Paine is harsh, but then, he was also confident that fate had not bound him up entirely with the fate of Lord Howe. Unfortunately, your actions do have an effect on my fate. For that reason, I lean towards the generous notion that your ignorance is not so ingrained as to make all my scrubbing vain, but that it can be rubbed away with enough friction.

Yours truly,
Limited Inc.

PS -- My next letter may touch on this Washington Post article about Iran, and more specifically, your almost infallible ability to get things wrong, screw things up, and generally leave a ring of scum about the most mundane matters of government. Did you and your cronies actually believe you were going to make the Iranian government fall with a flick of your magic military hand? We must work on that vanity. While you are evidently a slothful man, and not the brightest bulb in the bunch, I don't really think these are the keys to your gross incompetence. No, it is your vanity that is your and, alas, our undoing.


new york pervert said...

roger--you probably know all this, but I was quite amazed. http://www.washingtonpost.com/wp-dyn/content/article/2006/06/19/AR2006061901090.html

All the top functionnaires have their own unique superstructure fat shapelessnesses.

roger said...

Ah, Mr.

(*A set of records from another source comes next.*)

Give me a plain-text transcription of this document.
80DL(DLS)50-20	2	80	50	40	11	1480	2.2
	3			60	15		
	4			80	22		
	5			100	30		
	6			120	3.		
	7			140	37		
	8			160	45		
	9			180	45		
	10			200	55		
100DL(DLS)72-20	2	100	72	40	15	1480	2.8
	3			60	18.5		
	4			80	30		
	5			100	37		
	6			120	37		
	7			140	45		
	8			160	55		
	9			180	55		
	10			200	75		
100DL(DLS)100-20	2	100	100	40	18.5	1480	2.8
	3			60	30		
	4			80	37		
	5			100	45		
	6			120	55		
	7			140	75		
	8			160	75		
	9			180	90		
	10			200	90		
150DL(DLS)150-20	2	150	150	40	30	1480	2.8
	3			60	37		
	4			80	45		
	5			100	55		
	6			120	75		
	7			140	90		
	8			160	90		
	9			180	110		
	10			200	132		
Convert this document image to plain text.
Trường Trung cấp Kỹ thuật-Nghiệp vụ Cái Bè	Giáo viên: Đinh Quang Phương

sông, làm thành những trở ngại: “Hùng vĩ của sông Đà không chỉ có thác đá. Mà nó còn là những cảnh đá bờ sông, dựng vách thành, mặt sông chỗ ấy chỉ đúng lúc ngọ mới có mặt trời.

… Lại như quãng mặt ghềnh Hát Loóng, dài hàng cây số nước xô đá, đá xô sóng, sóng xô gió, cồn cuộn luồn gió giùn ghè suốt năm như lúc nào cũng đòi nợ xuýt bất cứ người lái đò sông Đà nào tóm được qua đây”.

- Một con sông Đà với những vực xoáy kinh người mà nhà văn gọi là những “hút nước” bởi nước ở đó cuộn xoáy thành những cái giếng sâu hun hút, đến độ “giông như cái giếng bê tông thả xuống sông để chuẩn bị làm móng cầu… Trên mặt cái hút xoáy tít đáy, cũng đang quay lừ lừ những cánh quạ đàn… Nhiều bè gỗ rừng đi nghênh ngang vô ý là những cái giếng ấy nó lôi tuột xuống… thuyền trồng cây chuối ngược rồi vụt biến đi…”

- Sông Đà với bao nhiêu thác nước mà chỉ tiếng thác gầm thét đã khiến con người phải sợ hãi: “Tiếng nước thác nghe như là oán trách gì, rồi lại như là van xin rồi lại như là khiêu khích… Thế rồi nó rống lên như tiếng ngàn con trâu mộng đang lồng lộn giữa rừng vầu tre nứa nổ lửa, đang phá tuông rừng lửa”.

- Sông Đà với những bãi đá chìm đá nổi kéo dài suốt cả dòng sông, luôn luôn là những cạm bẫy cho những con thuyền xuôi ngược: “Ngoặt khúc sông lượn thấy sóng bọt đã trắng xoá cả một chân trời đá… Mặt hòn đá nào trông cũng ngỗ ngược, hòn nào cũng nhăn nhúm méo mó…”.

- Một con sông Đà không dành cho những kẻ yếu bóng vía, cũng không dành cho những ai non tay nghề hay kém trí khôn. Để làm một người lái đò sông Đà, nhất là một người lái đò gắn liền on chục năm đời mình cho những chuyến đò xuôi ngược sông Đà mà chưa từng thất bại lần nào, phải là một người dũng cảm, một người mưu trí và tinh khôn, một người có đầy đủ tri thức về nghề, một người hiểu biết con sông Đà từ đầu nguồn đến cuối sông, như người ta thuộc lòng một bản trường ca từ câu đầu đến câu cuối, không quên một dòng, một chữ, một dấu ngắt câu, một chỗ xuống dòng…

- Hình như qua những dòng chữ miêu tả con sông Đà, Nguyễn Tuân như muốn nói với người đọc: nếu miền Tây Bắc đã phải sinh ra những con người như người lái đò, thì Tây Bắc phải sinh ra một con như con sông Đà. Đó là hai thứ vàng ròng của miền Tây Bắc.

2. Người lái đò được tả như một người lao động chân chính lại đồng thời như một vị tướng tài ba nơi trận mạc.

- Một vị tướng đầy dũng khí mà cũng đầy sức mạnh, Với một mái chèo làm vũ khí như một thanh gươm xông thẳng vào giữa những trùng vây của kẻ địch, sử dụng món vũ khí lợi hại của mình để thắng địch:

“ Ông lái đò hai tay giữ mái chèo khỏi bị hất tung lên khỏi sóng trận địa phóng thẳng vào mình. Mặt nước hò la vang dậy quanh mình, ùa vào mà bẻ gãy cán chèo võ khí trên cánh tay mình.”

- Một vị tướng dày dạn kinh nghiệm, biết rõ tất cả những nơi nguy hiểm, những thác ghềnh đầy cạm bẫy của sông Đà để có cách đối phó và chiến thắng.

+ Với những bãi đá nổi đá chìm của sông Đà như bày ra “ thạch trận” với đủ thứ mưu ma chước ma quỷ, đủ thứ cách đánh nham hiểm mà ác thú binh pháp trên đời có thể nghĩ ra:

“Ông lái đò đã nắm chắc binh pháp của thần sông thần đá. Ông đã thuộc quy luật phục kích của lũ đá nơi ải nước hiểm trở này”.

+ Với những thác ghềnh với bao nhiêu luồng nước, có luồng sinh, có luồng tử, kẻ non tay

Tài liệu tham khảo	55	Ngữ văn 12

NYP -- what's 850 billion dollars among friends?
Thanks for pointing that article out. This is simply an amazing administration. The Snopes are in the saddle and they ride mankind.

roger said...

PS -looking over my letter, I notice I got the gender of the sow wrong. I'm silently going to edit that out, but I did think that it was a funny mistake to make in a letter in which I berate another man for his dimness.

Such are the results of pride, as my puritanical ancestors might have pointed out.